Little Charles apart, The Watsons is cheerless. Deaths feature so little in Austen’s novels that you can’t help wondering how she would have described the last moments of Emma Watson’s father, who was to be killed off, according to Cassandra’s recollection of Jane’s plan. But before she reached that point, she had to face a whole series of real deaths. In October 1801 Eliza’s beloved son Hastings, worn out by increasingly frequent fits, died at the age of fifteen. The fat, fair baby who had been the plaything of all the Austen family at Steventon was more cruelly afflicted than their own George.

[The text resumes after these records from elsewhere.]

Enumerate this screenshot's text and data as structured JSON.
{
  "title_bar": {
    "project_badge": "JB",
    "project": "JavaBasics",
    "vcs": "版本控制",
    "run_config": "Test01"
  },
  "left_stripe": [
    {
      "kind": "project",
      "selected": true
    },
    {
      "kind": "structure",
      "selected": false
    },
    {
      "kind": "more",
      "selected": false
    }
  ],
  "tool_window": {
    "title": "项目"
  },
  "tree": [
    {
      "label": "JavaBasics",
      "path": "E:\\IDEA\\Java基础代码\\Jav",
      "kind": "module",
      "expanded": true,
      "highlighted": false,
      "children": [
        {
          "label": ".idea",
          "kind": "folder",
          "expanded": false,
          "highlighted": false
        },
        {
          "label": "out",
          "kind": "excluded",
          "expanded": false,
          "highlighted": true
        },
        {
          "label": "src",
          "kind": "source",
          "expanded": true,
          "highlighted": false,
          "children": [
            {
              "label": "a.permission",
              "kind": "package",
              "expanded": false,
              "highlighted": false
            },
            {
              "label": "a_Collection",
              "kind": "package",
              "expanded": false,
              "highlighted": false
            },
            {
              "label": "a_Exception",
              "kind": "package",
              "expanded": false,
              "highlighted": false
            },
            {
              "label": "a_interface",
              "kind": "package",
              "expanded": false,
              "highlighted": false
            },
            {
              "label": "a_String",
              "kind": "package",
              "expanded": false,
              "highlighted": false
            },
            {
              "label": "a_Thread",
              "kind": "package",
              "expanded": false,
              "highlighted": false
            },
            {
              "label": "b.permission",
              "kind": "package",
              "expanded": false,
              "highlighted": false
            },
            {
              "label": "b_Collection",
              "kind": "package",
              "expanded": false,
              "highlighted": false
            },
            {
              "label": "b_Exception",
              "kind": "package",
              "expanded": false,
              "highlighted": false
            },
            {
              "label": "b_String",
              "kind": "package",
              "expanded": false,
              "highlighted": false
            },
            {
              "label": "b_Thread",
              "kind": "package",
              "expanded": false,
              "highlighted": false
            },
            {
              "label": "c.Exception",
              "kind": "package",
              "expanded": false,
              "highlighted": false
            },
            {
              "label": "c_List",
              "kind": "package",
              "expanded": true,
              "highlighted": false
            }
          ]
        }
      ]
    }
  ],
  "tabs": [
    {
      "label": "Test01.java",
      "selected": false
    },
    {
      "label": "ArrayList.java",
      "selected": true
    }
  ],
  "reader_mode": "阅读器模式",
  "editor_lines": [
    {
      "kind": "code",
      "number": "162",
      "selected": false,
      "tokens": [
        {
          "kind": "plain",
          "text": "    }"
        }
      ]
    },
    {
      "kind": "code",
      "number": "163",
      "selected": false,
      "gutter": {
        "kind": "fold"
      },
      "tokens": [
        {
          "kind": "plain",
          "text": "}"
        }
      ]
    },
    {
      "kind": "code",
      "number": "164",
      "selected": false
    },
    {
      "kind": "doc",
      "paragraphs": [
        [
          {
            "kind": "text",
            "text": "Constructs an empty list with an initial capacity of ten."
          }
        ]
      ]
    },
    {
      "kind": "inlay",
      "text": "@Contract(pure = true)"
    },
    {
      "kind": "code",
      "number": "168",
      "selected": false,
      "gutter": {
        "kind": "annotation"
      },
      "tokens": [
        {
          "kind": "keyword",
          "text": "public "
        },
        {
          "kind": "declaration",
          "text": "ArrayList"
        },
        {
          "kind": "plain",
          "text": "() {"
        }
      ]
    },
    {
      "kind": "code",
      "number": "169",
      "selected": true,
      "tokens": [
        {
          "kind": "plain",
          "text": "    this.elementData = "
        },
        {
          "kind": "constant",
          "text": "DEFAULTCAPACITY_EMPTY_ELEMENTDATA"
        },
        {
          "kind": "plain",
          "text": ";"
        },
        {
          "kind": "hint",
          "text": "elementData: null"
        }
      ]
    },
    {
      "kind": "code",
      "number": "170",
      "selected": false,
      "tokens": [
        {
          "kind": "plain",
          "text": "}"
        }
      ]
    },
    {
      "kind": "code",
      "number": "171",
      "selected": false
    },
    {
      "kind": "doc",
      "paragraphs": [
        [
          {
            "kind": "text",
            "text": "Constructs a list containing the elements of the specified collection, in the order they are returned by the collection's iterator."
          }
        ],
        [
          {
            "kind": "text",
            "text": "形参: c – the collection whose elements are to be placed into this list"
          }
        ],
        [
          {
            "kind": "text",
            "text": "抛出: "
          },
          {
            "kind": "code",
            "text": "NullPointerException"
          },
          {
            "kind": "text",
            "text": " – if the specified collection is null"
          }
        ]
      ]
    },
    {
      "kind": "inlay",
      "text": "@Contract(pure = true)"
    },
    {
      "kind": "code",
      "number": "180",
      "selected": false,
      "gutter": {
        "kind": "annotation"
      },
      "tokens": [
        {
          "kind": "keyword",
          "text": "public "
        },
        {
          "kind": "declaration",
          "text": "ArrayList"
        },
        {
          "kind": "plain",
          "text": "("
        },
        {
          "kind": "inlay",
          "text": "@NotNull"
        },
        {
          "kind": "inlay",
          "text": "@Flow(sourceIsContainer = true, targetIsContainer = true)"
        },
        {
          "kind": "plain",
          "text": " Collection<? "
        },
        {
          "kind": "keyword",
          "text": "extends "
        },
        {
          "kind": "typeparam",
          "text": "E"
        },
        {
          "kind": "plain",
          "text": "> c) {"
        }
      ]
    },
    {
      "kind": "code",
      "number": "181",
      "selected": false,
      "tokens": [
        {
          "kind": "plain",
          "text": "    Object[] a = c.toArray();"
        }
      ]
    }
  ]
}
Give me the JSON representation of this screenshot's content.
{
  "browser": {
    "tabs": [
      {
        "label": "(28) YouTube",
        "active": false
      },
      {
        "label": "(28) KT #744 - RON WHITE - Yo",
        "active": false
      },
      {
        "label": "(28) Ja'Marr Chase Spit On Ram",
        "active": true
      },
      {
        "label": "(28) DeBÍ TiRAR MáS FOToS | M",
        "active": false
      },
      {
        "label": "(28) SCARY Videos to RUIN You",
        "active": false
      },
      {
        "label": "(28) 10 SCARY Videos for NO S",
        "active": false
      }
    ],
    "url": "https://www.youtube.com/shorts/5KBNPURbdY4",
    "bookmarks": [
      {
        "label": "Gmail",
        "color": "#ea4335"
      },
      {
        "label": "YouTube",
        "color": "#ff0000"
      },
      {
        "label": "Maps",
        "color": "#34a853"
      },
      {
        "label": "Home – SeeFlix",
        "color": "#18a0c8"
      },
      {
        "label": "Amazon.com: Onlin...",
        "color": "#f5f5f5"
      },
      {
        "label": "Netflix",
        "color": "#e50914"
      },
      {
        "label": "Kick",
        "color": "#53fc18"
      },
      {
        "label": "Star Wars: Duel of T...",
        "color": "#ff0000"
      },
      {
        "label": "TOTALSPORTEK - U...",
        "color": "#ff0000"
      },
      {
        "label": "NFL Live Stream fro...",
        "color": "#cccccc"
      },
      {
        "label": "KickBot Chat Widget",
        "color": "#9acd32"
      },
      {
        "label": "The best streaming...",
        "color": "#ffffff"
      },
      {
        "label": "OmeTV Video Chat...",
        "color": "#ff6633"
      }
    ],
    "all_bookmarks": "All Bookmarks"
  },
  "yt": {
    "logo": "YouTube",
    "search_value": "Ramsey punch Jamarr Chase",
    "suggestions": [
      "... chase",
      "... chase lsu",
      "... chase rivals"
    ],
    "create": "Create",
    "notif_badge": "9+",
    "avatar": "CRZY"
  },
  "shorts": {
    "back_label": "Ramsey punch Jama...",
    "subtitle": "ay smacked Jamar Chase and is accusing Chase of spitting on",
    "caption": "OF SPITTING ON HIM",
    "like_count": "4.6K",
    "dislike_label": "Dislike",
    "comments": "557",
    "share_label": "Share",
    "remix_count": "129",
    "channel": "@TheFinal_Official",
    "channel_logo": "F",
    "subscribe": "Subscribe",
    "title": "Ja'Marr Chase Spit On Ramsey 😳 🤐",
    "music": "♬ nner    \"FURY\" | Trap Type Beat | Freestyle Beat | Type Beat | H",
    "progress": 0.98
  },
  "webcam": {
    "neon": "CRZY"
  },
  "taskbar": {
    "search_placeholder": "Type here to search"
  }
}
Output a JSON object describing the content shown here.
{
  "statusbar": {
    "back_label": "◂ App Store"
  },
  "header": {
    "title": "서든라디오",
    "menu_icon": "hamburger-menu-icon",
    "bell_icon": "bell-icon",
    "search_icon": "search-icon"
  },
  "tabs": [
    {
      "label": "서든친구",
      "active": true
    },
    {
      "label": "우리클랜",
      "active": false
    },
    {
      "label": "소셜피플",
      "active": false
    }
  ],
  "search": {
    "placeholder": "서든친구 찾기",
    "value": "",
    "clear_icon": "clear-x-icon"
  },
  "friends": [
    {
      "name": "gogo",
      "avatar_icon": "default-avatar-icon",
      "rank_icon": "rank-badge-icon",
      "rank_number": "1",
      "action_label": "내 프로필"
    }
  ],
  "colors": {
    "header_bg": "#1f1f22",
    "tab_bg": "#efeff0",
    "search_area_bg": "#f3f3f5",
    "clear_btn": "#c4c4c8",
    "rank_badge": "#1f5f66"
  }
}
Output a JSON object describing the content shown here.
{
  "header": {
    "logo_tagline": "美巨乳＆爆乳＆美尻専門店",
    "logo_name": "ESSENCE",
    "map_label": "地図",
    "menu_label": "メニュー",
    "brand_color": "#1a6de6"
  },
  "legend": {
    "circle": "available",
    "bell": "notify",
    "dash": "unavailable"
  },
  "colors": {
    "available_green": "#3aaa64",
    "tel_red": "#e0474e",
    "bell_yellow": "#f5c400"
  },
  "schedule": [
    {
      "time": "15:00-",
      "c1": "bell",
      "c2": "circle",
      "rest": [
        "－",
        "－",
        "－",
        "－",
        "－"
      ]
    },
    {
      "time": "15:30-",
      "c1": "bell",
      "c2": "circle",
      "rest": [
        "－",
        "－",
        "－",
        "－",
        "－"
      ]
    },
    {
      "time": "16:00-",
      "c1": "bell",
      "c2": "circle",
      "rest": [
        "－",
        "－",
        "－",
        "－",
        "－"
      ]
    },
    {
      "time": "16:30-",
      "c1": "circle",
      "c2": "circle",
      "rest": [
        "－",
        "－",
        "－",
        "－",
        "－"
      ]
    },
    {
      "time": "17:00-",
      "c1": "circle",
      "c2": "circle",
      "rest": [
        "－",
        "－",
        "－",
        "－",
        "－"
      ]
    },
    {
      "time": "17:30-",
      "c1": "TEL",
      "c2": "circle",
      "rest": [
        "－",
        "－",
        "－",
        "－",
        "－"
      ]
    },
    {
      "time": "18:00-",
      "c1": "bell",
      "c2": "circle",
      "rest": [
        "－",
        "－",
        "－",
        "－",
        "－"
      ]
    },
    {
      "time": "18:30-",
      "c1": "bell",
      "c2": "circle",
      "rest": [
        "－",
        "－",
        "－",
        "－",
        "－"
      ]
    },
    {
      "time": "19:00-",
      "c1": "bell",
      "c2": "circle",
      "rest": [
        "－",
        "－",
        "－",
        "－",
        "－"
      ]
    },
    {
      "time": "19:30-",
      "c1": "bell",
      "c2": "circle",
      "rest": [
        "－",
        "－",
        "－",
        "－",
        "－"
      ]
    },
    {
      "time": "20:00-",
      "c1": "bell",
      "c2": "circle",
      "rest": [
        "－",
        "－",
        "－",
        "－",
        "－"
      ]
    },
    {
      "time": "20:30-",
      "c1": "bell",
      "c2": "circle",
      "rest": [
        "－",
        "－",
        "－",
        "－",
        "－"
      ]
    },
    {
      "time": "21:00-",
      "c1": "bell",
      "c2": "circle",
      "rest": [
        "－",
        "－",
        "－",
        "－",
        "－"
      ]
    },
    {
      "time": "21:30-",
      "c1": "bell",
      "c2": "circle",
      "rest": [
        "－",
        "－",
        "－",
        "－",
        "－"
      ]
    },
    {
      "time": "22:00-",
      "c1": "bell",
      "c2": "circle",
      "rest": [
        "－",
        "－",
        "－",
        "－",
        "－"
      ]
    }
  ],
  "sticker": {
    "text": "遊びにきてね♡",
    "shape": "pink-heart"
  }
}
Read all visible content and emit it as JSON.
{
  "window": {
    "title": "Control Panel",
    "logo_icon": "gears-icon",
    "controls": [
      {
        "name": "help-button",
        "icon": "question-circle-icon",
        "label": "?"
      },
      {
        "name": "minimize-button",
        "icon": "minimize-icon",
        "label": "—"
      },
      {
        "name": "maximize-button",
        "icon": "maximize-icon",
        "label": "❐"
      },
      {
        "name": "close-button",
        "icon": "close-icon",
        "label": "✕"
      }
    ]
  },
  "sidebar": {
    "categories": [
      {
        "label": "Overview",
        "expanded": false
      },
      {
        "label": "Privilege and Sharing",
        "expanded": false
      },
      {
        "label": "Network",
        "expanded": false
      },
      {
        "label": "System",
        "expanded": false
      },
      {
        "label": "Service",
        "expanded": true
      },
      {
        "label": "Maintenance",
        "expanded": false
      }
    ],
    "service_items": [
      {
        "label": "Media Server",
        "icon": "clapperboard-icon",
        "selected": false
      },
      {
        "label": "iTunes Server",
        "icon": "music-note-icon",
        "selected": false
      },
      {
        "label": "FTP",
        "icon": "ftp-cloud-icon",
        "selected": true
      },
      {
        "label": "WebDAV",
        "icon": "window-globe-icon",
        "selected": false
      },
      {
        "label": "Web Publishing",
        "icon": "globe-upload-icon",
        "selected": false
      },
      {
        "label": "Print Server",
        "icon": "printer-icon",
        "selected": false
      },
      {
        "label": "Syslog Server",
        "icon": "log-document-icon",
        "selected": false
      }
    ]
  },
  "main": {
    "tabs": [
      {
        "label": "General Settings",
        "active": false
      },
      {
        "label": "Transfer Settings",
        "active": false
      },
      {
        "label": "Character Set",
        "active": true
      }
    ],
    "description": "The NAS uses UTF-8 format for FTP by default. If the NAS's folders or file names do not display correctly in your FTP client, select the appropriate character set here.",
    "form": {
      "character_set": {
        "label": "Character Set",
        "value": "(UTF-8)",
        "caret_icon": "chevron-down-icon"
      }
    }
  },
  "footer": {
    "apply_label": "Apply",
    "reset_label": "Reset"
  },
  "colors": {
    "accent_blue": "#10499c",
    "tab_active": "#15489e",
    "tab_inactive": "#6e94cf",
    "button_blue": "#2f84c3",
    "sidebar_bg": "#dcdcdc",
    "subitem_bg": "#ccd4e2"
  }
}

Although he learnt to speak, and Jane was very struck by his formal phrases, remembering him talking of “my very valuable friend,” his condition deteriorated as he grew, and he endured a “sad variety and long series of pain.” By the time he died, his mother had come to understand he had no expectation of a normal life, and now turned to the hope that her “dear child” had exchanged “a most painful existence for a blissful immortality.”9 She had him buried in Hampstead beside his grandmother, the stone inscribed “Also in memory of her grandson Hastings only child of Jean Capot Comt. de Feuillide and Elizabeth his wife born 25th June 1786 died 9th October 1801”: choosing not to give him the title his father had claimed.